Am Wochenende des zweiten Adventssonntages ließen die beiden nur leicht variierenden Konzerte für Freunde klassischer und populärer Weihnachtsmelodien kaum Wünsche offen. Der Chor eröffnete seinen Vortrag mit dem Kirchenchoral „Wachet auf, ruft uns die Stimme“ aus dem Oratorium „Paulus“ von Felix Mendelssohn-Bartholdy. Über die Chorkomposition „Advent der Christenheit“ von Lorenz Maierhofer, einem klangvollem Aufruf zu innerer Einkehr, führte das dritte Stück „All bells in paradise“ zum musikalischen Leitthema des Abends: das Weihnachtsfest in all seinen Facetten.
Es beginnt mit Dunkelheit und Stille, in der das HER-Z-Ton-Ensemble die beiden Volksweisen „Maria durch ein Dornwald ging“ und „Lasst uns lauschen, heilige Engel“ vortrug. Unter der Begleitung von Bläsern und Orgel folgt die Einladung zur Anbetung „Heiligste Nacht“ mit dem Text aus einem Salzburger Gesangbuch von 1783.
Diese und weitere eher ruhige und getragene Stücke dienten der Vorbereitung zur jubilierenden Weihnachtsfreude, die sich in ganz anderen Rhythmen und Musikstilen eine Bahn bricht, eben mit Arrangements von Harry Simeone („Do you hear what I hear“) oder -eingängig und wunderschön-John Rutter („Christmas Lullaby“).
Schließlich kommt es mit dem traditionellem englischen „We wish you a merry Christmas“ zu einer gelösten Weihnachtsfreude, die sich auch beim Publikum -besonders im Konzert am Sonntagabend- immer wieder in spontanem, kräftigem Applaus äußerte.
Was der Chor mit seinen Frauen- und Männerstimmen in Gestalt verschiedener Ensembles zu leisten imstande ist, hat er zum wiederholten Mal unter Beweis gestellt. Erstaunlich, was in der Schatzkiste Weihnachten alles drinsteckt und welche Kräfte der Begeisterung das Fest zu wecken vermag.
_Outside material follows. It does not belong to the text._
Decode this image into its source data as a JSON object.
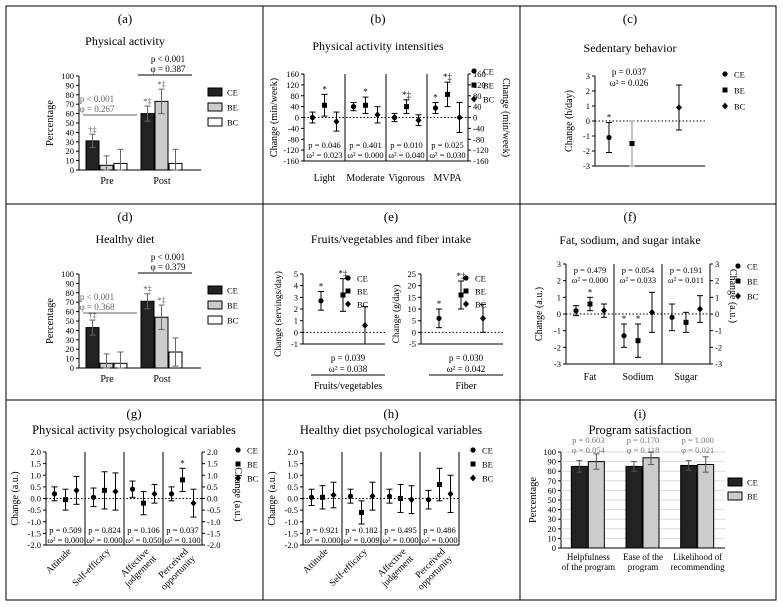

Weihnachten ist eben unausschöpflich!
Ein besonderes Lob verdient haben sich auch Solistin Danuta Zadarko, Christopher Brauckmann (Orgel und Piano) und das Bläserensemble mit Felix Bock, Philipp Severin, Dario Rosenberger und Michael Jendral.

Familienzentrum feiert Weihnachten in der Kirche
Zu ihrer abschließenden großen Weihnachtsfeier kam das ganze Familienzentrum Dreifaltigkeit von der Holsterhauser Straße in der Kirche zusammen, nach der es benannt ist: der Dreifaltigkeitskirche am Regenkamp.
Leiterin Livia Leichner begrüßte Kinder und Eltern und führte in die Feier ein. Die Kinder sangen Weihnachtslieder und sagten Sprüche auf. Als besondere Überraschung führten die Erzieherinnen des Gemeinde-Familienzentrums die Geschichte eines Paares auf, das sich um so viele Mitmenschen kümmern muss, dass es weder Zeit hat, Geschenke zu besorgen noch Plätzchen zu backen. Doch in den Nächten vor Weihnachten wird ihnen unerwartete Hilfe zuteil…
Die Feier endete im Kirchenraum bei Kaffee, Kuchen und einem gemeinsamen Liedersingen. Für die Kinder gab es am Taufstein ein leckeres, aber gesundes Weihnachtshäuschen aus Möhren- und Gurkenscheiben.

Ein seltenes Hochzeitsjubiläum konnten am 14. Dezember Heinz und Lieselotte Miericke aus Herne-Süd feiern. Das Paar hatte sich im Kriegsjahr 1944 verlobt. Nach kurzer Gefangenschaft und  der Behandlung einer Kriegsverletzung des Mannes kam das Paar, ein gebürtiger Berliner und eine gebürtige Hernerin, wieder zusammen. Nach der standesamtlichen Trauung heirateten die beiden kirchlich in der Horsthauser Kapelle, dem Vorgängerbau der Zionskirche. Die Trauung nahm Pfarrer Hartmann vor.

Zum  Jubiläumstag gratulierten die beiden Töchter und ein Schwiegersohn sowie Nachbarn und weitere Angehörige, auch aus Berlin. Neben der von Bundespräsident Joachim Gauck unterzeichneten Urkunde überbrachte Pfarrer Bastert die Glückwünsche der Evangelischen Kirche von Westfalen von Präses Annette Kurschus sowie den besten Wünschen der Petrus-Kirchengemeinde.